Big tech companies are desperate to find a use for artificial intelligence in their companies. I’m not talking about those already all-in on AI, like Sam Altman’s company, Google, Microsoft, and others. Nor am I referring to companies like Salesforce, whose artificial intelligence solutions tend to… just not work.
Instead, I mean companies that have no business adding artificial intelligence to their offerings. These implementations, like Uber Eats adding prompts to its ordering process, actively harm their existing models. Uber learned that the hard way earlier this year. Next up is DoorDash, an international food delivery service that’s about to learn the same lesson Uber (and several others) just learned.
Ask DoorDash: why?
The company has launched something called Ask DoorDash. The ‘feature’ lets users “tell DoorDash what you’re in the mood to eat, share a recipe link or cookbook photo, or describe the reservation you’re looking for to get personalized results in seconds.” Seems convenient, right? Sure, if your business model involves burning money for no good reason.
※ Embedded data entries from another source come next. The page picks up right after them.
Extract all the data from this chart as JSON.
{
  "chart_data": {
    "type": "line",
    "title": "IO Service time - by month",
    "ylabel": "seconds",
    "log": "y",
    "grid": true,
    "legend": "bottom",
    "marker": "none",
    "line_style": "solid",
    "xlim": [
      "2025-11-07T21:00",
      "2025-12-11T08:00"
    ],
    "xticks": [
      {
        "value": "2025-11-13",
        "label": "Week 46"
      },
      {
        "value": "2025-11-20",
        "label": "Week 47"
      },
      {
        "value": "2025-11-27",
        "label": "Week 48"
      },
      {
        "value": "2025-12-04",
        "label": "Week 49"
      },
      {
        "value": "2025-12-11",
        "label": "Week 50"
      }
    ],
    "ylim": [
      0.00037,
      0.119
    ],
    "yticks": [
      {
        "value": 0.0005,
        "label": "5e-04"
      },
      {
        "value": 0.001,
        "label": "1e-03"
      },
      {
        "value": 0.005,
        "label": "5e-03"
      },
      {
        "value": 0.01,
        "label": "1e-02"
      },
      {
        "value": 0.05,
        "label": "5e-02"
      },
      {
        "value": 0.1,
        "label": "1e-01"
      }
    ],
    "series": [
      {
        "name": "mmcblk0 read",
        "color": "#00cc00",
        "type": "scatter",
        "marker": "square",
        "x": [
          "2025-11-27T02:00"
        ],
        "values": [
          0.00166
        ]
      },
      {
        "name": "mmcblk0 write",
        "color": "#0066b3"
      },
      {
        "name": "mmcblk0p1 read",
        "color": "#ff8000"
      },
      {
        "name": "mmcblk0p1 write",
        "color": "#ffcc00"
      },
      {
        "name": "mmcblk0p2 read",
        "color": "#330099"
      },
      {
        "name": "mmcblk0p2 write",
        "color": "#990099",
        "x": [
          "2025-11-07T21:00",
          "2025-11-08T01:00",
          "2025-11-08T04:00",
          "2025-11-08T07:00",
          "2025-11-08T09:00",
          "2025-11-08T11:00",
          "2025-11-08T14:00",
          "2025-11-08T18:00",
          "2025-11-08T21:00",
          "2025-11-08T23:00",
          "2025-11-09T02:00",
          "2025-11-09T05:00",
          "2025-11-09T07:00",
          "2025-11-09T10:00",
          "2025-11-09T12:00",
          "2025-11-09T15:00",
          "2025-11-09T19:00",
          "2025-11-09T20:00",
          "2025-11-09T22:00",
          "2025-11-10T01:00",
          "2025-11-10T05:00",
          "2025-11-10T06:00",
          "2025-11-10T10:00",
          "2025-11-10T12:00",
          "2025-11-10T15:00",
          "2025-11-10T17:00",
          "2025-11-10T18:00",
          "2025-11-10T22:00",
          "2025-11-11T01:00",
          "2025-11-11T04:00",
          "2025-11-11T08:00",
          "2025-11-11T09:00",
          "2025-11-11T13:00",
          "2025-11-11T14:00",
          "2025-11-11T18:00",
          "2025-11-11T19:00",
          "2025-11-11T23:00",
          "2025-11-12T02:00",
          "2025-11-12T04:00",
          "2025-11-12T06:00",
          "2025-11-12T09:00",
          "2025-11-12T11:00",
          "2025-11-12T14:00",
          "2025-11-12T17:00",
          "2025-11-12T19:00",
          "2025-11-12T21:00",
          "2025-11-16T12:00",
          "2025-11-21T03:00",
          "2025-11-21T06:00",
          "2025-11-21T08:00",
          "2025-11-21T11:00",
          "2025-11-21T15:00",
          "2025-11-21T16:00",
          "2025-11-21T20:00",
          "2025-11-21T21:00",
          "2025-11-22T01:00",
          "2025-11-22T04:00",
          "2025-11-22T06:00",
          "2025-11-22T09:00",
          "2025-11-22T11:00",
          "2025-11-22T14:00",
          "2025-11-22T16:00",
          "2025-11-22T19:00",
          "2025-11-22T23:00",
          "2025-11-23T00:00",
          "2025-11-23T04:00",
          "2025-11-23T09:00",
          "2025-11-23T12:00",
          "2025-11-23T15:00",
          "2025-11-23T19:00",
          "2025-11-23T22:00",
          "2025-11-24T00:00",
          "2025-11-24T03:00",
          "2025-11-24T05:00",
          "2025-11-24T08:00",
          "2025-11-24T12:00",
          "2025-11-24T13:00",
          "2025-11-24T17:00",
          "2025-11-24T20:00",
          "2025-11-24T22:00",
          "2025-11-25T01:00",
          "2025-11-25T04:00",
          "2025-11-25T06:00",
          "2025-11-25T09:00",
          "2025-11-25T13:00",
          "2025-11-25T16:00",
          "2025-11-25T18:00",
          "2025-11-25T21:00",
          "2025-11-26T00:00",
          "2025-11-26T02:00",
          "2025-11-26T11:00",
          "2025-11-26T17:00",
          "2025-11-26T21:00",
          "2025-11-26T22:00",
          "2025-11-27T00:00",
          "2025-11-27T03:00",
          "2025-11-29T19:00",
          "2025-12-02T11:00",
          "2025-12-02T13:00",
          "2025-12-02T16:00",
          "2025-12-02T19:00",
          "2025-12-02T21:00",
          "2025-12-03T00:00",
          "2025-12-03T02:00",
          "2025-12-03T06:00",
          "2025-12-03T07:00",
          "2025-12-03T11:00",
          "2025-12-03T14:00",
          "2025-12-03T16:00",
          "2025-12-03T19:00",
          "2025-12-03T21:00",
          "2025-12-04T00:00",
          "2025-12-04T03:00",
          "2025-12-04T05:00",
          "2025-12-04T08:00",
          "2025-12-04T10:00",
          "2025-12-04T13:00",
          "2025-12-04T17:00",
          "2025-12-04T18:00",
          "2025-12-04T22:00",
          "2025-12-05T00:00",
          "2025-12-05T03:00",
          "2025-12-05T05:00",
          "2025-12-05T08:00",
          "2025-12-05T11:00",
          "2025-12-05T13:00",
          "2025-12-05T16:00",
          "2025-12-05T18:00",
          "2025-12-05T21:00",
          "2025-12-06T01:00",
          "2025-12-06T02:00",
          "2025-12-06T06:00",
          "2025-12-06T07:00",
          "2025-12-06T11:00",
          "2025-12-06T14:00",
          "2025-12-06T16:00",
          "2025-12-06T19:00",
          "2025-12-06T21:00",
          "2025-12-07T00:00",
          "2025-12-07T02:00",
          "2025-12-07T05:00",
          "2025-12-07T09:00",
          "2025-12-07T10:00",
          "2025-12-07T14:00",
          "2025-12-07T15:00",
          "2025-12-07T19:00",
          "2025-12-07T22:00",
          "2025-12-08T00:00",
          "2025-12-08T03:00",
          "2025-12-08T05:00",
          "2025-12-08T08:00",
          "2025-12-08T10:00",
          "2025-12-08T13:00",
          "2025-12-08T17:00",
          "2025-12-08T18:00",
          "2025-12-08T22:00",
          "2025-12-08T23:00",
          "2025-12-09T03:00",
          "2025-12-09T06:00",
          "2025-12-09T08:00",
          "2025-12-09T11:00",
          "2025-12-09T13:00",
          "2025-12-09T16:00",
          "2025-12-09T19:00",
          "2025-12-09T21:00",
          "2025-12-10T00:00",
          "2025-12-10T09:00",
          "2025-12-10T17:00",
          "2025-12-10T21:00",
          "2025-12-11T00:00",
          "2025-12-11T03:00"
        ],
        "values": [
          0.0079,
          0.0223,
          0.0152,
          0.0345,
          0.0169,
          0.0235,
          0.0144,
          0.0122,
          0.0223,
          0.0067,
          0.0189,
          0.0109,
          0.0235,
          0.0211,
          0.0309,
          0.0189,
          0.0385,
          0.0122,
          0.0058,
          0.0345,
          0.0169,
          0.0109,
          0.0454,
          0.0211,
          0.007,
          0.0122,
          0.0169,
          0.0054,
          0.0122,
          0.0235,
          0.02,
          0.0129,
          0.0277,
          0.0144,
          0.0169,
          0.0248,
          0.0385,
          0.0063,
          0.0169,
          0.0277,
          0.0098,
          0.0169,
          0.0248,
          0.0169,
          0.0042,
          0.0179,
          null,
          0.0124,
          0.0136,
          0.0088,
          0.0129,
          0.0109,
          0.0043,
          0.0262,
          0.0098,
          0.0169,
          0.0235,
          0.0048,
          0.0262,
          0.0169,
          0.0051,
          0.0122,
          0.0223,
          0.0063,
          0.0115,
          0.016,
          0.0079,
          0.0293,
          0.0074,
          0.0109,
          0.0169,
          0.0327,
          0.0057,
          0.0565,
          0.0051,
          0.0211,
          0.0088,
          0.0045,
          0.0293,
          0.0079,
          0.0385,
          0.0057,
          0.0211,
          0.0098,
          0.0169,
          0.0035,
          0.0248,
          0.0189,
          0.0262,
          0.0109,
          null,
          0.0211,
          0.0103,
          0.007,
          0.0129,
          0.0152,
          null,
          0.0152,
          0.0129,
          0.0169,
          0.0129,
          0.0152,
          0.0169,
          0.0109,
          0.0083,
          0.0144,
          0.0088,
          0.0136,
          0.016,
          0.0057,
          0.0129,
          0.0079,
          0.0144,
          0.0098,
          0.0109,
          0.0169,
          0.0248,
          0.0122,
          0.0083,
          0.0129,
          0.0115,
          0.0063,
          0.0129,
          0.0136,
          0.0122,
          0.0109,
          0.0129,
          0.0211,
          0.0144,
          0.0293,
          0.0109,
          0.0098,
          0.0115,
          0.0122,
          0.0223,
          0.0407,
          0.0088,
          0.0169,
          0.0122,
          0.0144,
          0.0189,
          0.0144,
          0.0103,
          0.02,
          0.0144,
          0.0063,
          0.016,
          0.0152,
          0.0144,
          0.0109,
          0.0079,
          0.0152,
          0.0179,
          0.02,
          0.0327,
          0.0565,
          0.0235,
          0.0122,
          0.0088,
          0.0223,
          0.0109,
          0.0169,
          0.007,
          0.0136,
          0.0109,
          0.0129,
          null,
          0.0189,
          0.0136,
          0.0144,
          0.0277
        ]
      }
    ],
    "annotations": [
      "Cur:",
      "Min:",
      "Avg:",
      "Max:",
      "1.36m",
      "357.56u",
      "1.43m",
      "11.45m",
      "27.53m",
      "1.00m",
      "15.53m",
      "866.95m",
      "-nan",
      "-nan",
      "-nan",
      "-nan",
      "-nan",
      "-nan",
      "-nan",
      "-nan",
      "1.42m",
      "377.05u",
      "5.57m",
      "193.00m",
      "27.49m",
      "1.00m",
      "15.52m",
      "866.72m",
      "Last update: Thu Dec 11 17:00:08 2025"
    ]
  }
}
The AI implementation is tailored to users who treat their restaurant app like Netflix. You probably know the syndrome. You fire up the app and scroll for twenty minutes before picking something you don’t really feel like watching. Ask DoorDash will apparently counteract this by letting an AI model take the lead. Just spout out your vibe for the evening, and it’ll come back with an answer. Any answer. It has to have an answer, because otherwise it’s broken.
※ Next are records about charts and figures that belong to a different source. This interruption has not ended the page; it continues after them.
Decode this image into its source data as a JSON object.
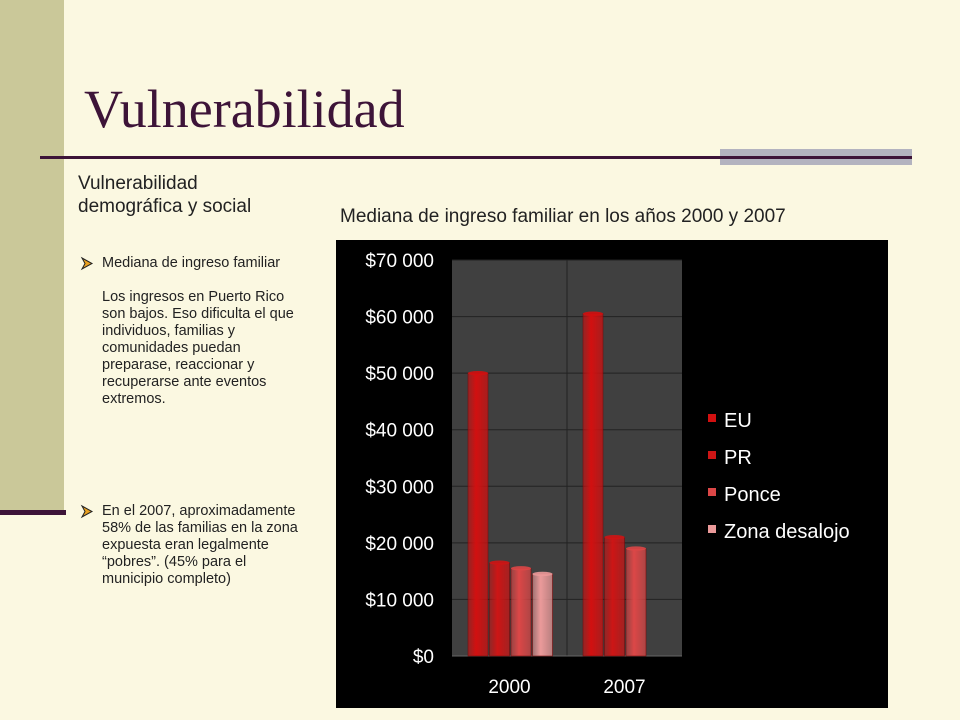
{
  "slide": {
    "title": "Vulnerabilidad",
    "subheading": "Vulnerabilidad demográfica y social",
    "bullets": [
      {
        "paragraphs": [
          "Mediana de ingreso familiar",
          "Los ingresos en Puerto Rico son bajos. Eso dificulta el que individuos, familias y comunidades puedan preparase, reaccionar y recuperarse ante eventos extremos."
        ]
      },
      {
        "paragraphs": [
          "En el 2007, aproximadamente 58% de las familias en la zona expuesta eran legalmente “pobres”. (45% para el municipio completo)"
        ]
      }
    ]
  },
  "colors": {
    "background": "#fbf8e1",
    "accent_band": "#cac899",
    "title": "#3d1438",
    "chart_background": "#000000",
    "plot_background": "#404040"
  },
  "chart_data": {
    "type": "bar",
    "title": "Mediana de ingreso familiar en los años 2000 y 2007",
    "categories": [
      "2000",
      "2007"
    ],
    "series": [
      {
        "name": "EU",
        "values": [
          50000,
          60500
        ],
        "color": "#d21010"
      },
      {
        "name": "PR",
        "values": [
          16500,
          21000
        ],
        "color": "#cd1515"
      },
      {
        "name": "Ponce",
        "values": [
          15500,
          19000
        ],
        "color": "#dc4747"
      },
      {
        "name": "Zona desalojo",
        "values": [
          14500,
          null
        ],
        "color": "#eb9a9a"
      }
    ],
    "y_ticks": [
      "$0",
      "$10 000",
      "$20 000",
      "$30 000",
      "$40 000",
      "$50 000",
      "$60 000",
      "$70 000"
    ],
    "ylim": [
      0,
      70000
    ],
    "grid": true,
    "legend_position": "right"
  }
}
This isn’t fantastic for users. Outsourcing meal choices to an artificial system only sounds good on paper — and that’s true for both DoorDash and its customers. See, AI gets things wrong. Often. AI queries also cost money.
The ‘convenience’ theory this company is counting on is half-baked. Sure, some queries will be met with the desired answer. Others… won’t. That means fighting with an artificial intelligence system that really doesn’t want you to stop using it to get it to predict your answer correctly.
Surely it’s easier? Cheaper?
It’s easy to see how this company’s executives are thinking about AI. Less analysis paralysis equals faster orders. This means happier customers, right? Sure it does. And that means more orders. Spend a little on artificial intelligence, and get a substantial return in the form of a larger, happier customer base. What could possibly go wrong?
Quite a bit. Should Ask DoorDash hallucinate, even a bit, it’s not going to match a user’s energy. That means those users will need to query. Again. This extends the process to the point where it would have been easier (and more accurate) to make a choice on their own. Customer frustration goes up (not always, but sometimes). Customer satisfaction goes down.
And then there’s the expense. The food app doesn’t get those AI queries for free. Smash your entire customer base up against an LLM, even a dedicated one, and you’re burning tokens. That, as Uber knows extremely well, gets expensive. Fast. And if someone figures out how to make the in-house AI write code for free… well, then your delivery service chatbot is vibe-coding (at your expense) when it’s supposed to be making you money. The entire system involves far more downside than upside.
It’s not local, though?
Well… no. But it’s part of a discernible pattern, one that’s easy enough to spot. Not every service needs AI. Most products don’t. Microsoft’s Windows doesn’t need artificial intelligence stuffed into every corner. Nor do Google’s products. Uber Eats, DoorDash, and others really don’t need to add AI — even when the idea is to streamline things for users.
Most of the ‘what are you thinking’ scenarios are obvious. They also all follow the same process. Something works. It makes money. Someone in the executive seats decides that including the hot new tech trend will somehow make more money. All that matters is what was sold to them. Even if, like Salesforce’s Agentforce, the product doesn’t actually do what its sellers claim. So it rolls out, despite what it actually (or will eventually) costs.
OpenAI and Microsoft’s Copilot recently switched to token-based billing, which (slightly) more accurately reflects the actual cost of artificial intelligence. Those already deeply entrenched… were not happy. And those price increases, even those which were walked back, are going to arrive. If these systems live inside something that doesn’t need it, those increases will either be eaten by the host company (bad) or by the end user (worse). Especially when most of these implementations… don’t really benefit anyone other than the folks selling the AI solution.